While some country musicians have taken a stand, others are still more apprehensive. Here's a look at what some of country's biggest stars have had to say about the LGBT community and it's relation to country music.
Jennifer Nettles, a straight country artist, was rumored to be gay and addressed the rumors in tactful and respectful manner:
I think a lot of people assumed, too. Whenever they heard a woman with an alto voice playing an acoustic instrument stylistically reminiscent of those wonderful icons you counted, Ani DiFranco and Indigo Girls — and especially with the audience I had in my 20s — I think a lot of people just assumed [that I was lesbian]. So those lyrics — "Crotch propaganda/ Bat for both teams/ And it's me not choosing sides standing in between" — I definitely related to because it's like, who cares? Why choose sides? And why do you have to?
Nettles reaction is great because she doesn't brush off the speculation in a shameful way.
Garth Brooks won a GLAAD Award in 1993 for his song "We Shall Be Free." The lyrics "Cause we shall be free / When we're free to love anyone we choose" really spoke to the gay community. Rolling Stone described Brooks's 2014 single "People Loving People" saying, '"People Loving People' isn't exactly provocative, but it taps into similar themes: fighting war and addition, embracing an "Imagine"-esque world where loving each other is the cure to all that ails humanity. It's as innocuous or contentious as whoever listening makes it out to be — and with Brooks' open support of the LGBT community, that's sure to be part of the narrative."
When country singer Kenny Chesney's short marriage with Renee Zellweger ended in 2007, she cited "fraud" as the reason.

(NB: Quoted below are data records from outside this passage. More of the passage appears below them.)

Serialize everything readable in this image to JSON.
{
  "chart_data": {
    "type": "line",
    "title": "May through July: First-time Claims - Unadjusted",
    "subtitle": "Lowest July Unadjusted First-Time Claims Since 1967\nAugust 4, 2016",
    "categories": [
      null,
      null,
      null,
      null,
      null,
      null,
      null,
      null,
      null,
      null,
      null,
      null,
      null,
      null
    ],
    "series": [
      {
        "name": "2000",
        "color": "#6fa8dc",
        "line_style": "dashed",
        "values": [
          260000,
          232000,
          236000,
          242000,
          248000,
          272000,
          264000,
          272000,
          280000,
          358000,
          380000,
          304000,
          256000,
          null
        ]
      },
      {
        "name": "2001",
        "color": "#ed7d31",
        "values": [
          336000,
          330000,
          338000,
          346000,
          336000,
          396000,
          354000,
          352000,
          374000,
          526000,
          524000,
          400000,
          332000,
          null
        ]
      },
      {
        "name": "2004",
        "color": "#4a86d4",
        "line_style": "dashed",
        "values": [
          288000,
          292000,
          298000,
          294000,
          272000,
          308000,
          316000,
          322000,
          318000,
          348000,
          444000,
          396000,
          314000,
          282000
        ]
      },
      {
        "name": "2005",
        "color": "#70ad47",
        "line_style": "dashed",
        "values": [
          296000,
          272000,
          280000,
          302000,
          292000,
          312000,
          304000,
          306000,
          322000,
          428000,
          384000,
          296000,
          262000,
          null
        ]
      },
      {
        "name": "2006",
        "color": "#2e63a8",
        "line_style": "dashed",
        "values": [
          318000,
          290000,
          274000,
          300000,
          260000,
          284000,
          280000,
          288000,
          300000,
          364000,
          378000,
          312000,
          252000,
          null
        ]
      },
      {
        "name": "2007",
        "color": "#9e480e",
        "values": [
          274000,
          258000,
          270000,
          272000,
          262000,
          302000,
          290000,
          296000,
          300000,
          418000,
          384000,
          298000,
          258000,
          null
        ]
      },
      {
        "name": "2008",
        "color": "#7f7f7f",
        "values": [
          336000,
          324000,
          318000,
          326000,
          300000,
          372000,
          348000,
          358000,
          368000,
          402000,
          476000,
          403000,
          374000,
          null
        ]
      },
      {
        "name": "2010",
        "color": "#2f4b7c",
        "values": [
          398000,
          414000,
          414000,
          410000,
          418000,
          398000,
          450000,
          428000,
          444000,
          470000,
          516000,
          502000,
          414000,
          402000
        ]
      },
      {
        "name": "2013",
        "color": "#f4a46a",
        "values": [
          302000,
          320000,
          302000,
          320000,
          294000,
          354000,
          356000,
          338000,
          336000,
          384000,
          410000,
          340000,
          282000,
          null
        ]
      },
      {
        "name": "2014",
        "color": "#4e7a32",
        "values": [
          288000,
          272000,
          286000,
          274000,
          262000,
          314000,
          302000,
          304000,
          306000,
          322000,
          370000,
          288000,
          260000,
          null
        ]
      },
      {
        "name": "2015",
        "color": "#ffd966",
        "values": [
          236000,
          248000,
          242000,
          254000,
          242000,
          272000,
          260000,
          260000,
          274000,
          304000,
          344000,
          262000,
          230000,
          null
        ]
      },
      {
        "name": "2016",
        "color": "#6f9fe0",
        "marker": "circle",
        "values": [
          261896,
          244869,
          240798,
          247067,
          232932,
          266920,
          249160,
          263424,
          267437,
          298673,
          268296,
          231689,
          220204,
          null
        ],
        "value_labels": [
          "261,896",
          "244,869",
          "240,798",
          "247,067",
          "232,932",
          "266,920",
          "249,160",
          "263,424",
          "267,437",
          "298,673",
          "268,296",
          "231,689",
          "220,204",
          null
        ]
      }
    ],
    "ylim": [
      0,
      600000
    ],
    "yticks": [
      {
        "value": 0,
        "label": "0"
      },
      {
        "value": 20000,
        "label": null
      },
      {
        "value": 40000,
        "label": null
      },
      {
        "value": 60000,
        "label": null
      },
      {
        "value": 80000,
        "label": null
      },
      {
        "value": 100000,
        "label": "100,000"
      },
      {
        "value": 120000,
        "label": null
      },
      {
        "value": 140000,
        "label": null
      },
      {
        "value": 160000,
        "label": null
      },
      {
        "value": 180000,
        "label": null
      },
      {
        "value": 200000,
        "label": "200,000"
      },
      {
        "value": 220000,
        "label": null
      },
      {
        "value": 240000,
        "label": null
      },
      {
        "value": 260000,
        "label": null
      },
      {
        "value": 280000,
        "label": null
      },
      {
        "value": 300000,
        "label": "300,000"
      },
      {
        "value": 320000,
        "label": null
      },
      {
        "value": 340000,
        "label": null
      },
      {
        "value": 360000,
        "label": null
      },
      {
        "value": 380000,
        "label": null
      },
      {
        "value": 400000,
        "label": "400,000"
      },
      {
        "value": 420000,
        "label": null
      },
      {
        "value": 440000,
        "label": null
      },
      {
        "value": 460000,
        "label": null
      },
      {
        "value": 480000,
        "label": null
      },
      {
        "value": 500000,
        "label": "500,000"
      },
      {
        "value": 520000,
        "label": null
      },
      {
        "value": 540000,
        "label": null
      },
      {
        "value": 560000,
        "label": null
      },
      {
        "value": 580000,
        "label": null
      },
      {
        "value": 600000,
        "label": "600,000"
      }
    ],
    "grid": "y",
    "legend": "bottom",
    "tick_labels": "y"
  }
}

This made many people wonder if Chesney was actually gay. In a Playboy interview, Chesney responded to the rumors, "That is the most unbelievable thing in the world. 'Because Renee cited fraud, Kenny’s got to be gay.' What guy who loves girls wouldn’t be angry about that s---? I didn’t sign up for that. I think people need to live their lives the way they want to, but I’m pretty confident in the fact that I love girls. I’ve got a long line of girls who could testify that I am not gay." Then he explained that he has slept with over 100 women. Instead of just saying that he is not gay it came off like he was trying to defend himself against a shameful rumor.
With Ty Herndon and Billy Gilman coming out in the same week, I hope that this means that country music artists and fans will be more open to music from people with many different backgrounds. These two artists took brave steps for themselves and for an entire musical genre.